A new report demonstrates the shocking inequality of the world’s response to protect the futures of hundreds of millions of children.
A Fair Share for Children: Preventing the loss of a generation to COVID-19, published by Laureates and Leaders for Children, details the potential short- and long-term impacts of the COVID-19 pandemic on the world’s most marginalised children. Of the US$8.02 trillion in financial relief announced to date, primarily by G20 countries, less than 1% has been allocated to the poorest children. Only 0.13%, or US$10.2 billion, has been specifically allocated to multilateral COVID-19 appeals for those most vulnerable to the pandemic-induced economic crisis.
This unequal response could result in an unprecedented child rights disaster.
100 Million youth activists heavily inputted into the report, providing real-time case studies of the impact of COVID-19 on some of the world's most marginalised children, as well as influencing its central policy demands.
Civil society, UN agencies, and other multilateral organisations have worked quickly to publish a wealth of information and projections spanning the full breadth of human development issues. The Fair Share for Children report brings these together to demonstrate the scale of devastation that the global economic response to COVID-19 will have on the world’s poorest children.
The world economy is expected to contract by 5.2% this year; if the pandemic endures beyond 2020 and the economy contracts further, up to 400 million people are at risk of slipping into extreme poverty.
2 billion people work in the informal economy, which has seen a 60% drop in average incomes. Families that no longer have any income from work are already facing starvation – despite the availability of food.
347 million children are still not able to access school feeding programmes due to school closures.
When families cannot put food on the table, the youngest children are set to suffer the most: 1.2 million more children under the age of 5 are projected to die from undernutrition in the next 6 months alone.
Interrupted immunisation schemes have put c. 80 million children aged one or younger at risk of disease.
School closures – for children with access – are still affecting c.1 billion children.
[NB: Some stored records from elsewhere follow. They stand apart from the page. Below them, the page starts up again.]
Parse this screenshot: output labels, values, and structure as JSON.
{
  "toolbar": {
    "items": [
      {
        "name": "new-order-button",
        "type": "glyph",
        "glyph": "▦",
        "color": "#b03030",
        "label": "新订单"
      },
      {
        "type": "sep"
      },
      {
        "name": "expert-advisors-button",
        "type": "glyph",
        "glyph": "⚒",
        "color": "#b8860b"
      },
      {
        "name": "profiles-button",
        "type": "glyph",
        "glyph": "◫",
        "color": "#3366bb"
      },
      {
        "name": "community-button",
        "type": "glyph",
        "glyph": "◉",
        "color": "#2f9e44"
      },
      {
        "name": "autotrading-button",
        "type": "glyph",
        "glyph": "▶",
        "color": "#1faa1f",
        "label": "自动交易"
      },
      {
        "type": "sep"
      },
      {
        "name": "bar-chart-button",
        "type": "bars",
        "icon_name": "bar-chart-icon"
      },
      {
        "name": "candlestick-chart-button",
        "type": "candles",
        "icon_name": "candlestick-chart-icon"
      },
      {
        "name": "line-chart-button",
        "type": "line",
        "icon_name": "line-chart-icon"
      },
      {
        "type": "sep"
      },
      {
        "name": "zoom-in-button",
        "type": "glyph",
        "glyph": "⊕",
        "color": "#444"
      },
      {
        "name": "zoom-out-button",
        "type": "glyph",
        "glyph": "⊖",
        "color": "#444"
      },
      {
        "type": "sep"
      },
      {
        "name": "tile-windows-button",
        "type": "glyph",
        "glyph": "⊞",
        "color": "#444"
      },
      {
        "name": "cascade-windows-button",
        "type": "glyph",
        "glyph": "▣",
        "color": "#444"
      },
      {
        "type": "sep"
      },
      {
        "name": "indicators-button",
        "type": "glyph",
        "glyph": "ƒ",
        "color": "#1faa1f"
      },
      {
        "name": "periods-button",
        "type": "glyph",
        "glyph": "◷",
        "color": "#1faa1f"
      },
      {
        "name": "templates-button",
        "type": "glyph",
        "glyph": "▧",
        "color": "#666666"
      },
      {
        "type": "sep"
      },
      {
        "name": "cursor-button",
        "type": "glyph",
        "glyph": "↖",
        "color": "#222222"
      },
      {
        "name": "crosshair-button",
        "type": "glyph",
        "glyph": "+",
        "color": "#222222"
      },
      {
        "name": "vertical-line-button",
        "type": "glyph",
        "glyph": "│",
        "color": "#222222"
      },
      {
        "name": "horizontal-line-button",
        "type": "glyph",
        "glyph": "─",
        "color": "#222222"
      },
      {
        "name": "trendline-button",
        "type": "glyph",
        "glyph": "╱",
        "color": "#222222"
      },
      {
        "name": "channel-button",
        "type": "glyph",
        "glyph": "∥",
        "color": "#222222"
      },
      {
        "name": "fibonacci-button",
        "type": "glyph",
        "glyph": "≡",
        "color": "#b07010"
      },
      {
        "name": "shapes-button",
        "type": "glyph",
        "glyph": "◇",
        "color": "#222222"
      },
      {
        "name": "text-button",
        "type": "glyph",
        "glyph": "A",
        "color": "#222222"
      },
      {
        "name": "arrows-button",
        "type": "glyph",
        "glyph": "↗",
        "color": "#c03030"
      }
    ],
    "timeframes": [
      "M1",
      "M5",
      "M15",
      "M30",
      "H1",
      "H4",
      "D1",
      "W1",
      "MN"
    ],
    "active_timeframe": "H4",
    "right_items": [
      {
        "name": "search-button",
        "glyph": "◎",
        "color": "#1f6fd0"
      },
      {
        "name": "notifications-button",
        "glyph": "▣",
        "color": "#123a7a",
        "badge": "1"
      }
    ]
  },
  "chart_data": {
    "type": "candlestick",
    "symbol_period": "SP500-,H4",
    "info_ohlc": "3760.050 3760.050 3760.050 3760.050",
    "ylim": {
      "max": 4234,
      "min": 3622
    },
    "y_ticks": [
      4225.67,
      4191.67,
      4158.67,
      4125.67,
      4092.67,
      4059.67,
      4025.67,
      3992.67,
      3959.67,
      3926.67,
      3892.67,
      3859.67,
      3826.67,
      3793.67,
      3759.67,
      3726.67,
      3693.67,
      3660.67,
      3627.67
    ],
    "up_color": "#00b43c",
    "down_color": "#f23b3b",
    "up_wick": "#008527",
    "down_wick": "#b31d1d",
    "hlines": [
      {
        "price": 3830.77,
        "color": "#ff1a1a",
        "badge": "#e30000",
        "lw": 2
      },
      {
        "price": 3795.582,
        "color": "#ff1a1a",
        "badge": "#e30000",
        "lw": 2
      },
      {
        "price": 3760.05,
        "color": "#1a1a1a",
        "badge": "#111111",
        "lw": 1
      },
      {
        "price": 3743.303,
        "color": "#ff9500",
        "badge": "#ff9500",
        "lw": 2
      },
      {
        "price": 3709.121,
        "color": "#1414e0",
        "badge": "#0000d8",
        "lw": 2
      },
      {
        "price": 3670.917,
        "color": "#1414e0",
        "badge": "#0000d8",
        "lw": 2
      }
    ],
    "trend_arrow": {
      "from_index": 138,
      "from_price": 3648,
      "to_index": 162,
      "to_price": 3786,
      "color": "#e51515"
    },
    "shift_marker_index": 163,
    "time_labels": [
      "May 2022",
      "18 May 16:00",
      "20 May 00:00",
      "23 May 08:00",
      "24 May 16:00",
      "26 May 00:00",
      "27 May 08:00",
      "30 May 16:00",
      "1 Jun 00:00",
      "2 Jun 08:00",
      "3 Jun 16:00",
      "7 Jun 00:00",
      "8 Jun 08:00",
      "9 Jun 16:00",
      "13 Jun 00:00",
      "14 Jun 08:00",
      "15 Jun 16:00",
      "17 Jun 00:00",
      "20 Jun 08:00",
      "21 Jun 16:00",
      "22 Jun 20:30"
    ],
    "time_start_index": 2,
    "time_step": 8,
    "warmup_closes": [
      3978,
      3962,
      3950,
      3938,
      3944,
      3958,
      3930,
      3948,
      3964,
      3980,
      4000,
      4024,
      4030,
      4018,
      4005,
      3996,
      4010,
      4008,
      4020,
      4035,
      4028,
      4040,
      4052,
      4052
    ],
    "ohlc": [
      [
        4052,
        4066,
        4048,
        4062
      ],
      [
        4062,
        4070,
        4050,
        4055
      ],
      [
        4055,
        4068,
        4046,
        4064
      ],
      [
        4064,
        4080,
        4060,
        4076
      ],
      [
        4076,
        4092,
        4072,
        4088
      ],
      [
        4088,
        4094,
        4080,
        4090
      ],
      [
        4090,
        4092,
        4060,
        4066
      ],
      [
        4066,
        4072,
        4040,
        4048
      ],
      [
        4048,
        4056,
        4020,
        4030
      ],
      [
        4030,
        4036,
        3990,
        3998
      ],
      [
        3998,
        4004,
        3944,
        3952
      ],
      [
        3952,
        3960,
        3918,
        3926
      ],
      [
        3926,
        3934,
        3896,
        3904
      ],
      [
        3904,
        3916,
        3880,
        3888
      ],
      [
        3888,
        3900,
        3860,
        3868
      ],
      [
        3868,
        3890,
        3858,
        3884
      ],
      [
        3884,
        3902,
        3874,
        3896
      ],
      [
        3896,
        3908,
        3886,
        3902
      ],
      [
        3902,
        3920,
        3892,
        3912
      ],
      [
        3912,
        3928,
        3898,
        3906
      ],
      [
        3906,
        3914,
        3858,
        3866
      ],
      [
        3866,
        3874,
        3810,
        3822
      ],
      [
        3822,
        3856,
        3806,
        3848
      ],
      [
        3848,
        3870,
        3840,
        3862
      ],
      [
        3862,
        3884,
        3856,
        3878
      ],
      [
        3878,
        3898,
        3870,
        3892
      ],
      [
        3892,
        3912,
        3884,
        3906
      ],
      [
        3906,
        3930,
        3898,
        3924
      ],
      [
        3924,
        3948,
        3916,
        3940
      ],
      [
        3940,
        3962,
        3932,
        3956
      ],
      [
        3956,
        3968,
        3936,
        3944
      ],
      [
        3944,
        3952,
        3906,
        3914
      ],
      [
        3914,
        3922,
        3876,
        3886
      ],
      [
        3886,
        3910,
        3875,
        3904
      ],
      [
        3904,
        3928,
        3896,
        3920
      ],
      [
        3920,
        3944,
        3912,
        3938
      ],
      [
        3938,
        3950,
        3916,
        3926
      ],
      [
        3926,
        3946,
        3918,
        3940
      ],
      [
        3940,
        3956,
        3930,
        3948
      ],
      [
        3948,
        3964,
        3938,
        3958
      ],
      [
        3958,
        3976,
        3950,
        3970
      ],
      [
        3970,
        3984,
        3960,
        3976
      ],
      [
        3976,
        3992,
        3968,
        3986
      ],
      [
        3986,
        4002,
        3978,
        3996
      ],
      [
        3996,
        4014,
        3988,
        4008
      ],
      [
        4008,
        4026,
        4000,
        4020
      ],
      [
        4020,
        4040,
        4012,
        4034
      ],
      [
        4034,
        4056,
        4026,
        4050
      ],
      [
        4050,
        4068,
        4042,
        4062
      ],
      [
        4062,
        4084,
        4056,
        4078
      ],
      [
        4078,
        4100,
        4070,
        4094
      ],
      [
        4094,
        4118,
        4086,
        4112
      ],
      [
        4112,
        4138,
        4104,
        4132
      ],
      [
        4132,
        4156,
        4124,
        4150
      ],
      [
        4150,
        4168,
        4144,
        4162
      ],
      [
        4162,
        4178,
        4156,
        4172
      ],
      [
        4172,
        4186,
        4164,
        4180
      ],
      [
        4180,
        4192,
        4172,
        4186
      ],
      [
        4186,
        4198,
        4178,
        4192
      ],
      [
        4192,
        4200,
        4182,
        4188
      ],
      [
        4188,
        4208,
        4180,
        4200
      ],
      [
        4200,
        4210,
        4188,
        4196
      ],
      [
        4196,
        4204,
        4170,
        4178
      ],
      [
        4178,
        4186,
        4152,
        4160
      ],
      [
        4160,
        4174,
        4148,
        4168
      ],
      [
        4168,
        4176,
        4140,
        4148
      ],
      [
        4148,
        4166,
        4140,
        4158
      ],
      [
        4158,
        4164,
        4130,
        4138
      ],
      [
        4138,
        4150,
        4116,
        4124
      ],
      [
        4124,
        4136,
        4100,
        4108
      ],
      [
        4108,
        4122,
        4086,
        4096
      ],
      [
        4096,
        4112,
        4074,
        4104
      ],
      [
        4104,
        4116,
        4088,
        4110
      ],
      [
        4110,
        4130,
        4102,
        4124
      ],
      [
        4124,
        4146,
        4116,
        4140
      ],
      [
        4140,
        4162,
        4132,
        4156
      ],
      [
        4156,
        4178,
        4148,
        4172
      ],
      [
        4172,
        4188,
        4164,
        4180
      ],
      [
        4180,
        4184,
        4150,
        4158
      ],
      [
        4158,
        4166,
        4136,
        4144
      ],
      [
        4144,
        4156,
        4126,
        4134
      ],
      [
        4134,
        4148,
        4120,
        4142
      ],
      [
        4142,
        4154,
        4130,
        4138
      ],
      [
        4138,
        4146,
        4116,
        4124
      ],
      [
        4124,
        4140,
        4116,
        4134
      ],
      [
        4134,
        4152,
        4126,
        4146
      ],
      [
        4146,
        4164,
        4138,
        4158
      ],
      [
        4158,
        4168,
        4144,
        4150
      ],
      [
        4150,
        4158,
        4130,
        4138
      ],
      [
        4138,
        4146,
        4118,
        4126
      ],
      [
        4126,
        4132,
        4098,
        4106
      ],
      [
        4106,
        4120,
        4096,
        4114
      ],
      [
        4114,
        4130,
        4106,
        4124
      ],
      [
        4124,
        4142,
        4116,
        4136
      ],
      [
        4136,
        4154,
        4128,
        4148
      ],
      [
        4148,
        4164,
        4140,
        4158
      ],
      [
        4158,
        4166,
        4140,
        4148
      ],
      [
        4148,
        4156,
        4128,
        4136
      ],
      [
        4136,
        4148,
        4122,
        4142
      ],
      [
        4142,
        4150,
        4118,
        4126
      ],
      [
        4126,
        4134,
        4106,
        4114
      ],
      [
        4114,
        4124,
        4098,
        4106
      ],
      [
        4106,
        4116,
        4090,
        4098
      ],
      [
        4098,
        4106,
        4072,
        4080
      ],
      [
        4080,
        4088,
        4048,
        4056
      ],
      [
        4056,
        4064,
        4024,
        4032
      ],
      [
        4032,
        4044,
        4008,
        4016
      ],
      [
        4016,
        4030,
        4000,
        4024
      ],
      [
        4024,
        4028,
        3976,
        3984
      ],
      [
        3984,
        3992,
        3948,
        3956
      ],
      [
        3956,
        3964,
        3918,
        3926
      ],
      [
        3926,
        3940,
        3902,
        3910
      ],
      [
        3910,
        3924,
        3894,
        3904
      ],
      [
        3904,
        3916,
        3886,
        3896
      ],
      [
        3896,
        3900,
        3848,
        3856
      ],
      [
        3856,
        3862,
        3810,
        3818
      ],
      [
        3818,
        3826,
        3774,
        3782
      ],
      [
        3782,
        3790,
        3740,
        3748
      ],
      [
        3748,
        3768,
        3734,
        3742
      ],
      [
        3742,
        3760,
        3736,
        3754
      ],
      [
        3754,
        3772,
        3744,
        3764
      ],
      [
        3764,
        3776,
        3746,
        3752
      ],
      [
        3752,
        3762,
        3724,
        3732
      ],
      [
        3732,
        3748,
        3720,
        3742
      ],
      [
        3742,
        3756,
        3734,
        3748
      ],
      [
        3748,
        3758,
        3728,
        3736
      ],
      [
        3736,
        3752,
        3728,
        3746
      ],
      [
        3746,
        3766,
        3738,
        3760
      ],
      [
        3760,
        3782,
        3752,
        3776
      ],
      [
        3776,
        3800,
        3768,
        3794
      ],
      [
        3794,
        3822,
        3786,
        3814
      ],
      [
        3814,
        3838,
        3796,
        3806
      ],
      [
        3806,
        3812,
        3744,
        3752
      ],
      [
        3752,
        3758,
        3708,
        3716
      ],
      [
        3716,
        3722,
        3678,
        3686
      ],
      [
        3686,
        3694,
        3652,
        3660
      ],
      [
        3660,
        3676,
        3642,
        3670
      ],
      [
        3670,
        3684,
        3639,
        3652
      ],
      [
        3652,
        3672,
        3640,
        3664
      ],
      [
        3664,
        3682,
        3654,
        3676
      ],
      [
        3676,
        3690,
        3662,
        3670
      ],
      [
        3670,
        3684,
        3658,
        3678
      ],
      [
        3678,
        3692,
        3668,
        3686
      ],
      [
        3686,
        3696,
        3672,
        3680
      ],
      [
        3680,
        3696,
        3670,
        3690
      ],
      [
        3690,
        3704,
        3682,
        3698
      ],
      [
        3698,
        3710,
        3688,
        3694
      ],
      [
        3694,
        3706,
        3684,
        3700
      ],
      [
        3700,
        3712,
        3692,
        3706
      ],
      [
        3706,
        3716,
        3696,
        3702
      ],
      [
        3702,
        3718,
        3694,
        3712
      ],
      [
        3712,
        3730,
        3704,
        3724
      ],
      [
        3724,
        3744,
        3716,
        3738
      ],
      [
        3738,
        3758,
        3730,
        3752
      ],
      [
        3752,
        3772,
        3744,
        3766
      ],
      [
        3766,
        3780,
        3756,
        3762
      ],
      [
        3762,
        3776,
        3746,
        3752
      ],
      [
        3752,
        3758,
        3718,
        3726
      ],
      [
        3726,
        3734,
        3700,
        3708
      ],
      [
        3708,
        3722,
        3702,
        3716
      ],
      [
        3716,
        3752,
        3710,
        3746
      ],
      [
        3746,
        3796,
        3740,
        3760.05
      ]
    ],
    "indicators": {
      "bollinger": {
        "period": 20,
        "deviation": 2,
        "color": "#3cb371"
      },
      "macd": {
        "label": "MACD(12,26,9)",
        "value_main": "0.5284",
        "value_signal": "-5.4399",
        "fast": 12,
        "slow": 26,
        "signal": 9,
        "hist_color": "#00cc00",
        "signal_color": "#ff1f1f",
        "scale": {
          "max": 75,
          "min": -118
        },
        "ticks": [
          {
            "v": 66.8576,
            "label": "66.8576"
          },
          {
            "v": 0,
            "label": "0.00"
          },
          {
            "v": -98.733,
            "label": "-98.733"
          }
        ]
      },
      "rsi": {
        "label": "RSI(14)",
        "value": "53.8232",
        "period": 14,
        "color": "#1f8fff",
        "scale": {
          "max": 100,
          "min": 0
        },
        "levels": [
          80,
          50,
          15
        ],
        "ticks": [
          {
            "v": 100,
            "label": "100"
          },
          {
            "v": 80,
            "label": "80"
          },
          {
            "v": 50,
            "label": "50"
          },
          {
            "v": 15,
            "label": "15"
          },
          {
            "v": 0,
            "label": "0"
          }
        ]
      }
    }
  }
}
Over 400 million children have been unable to access online learning programmes due to lack of internet access at home.
Massive reductions in household incomes will prevent the poorest families sending their children back to school, leaving them vulnerable to child labour, slavery, trafficking, and child marriage. Where lockdowns have eased, child labourers are already being trafficked back to work.
Incidents of violence or abuse of children have risen steeply during lockdowns; victims are being left without respite from their abuser in the absence of the protection that school offers them, and they have suffered the double blow of limited or no access to protection services.
Over 30 million children are refugees or internally displaced. Already subject to the same multiple deprivations as non-displaced poor children – lack of access to learning, reduced access to food, the threats of being forced into child marriage or child labour and trafficking – they have even fewer means to protect themselves against the virus or its wider impacts.
The report shows that the realisation of a fair share of the global financial response to COVID-19 would be transformative. In March, the G20 countries announced an initial COVID-19 economic response of US$5 trillion. If world leaders allocated just 20% of this initial package to the 20% most marginalised children in the world, it would provide US$1 trillion, which is enough to fully fund the UN COVID-19 appeals, provide two years of debt cancellation for the poorest countries, support two years of the financing gap for the UN Sustainable Development Goals on education and clean water and sanitation, establish a new global fund for social protection, cover the manufacture and supply for a global COVID-19 vaccination programme, and fund a decade of the health SDG financing gap. This could save over 70 million lives.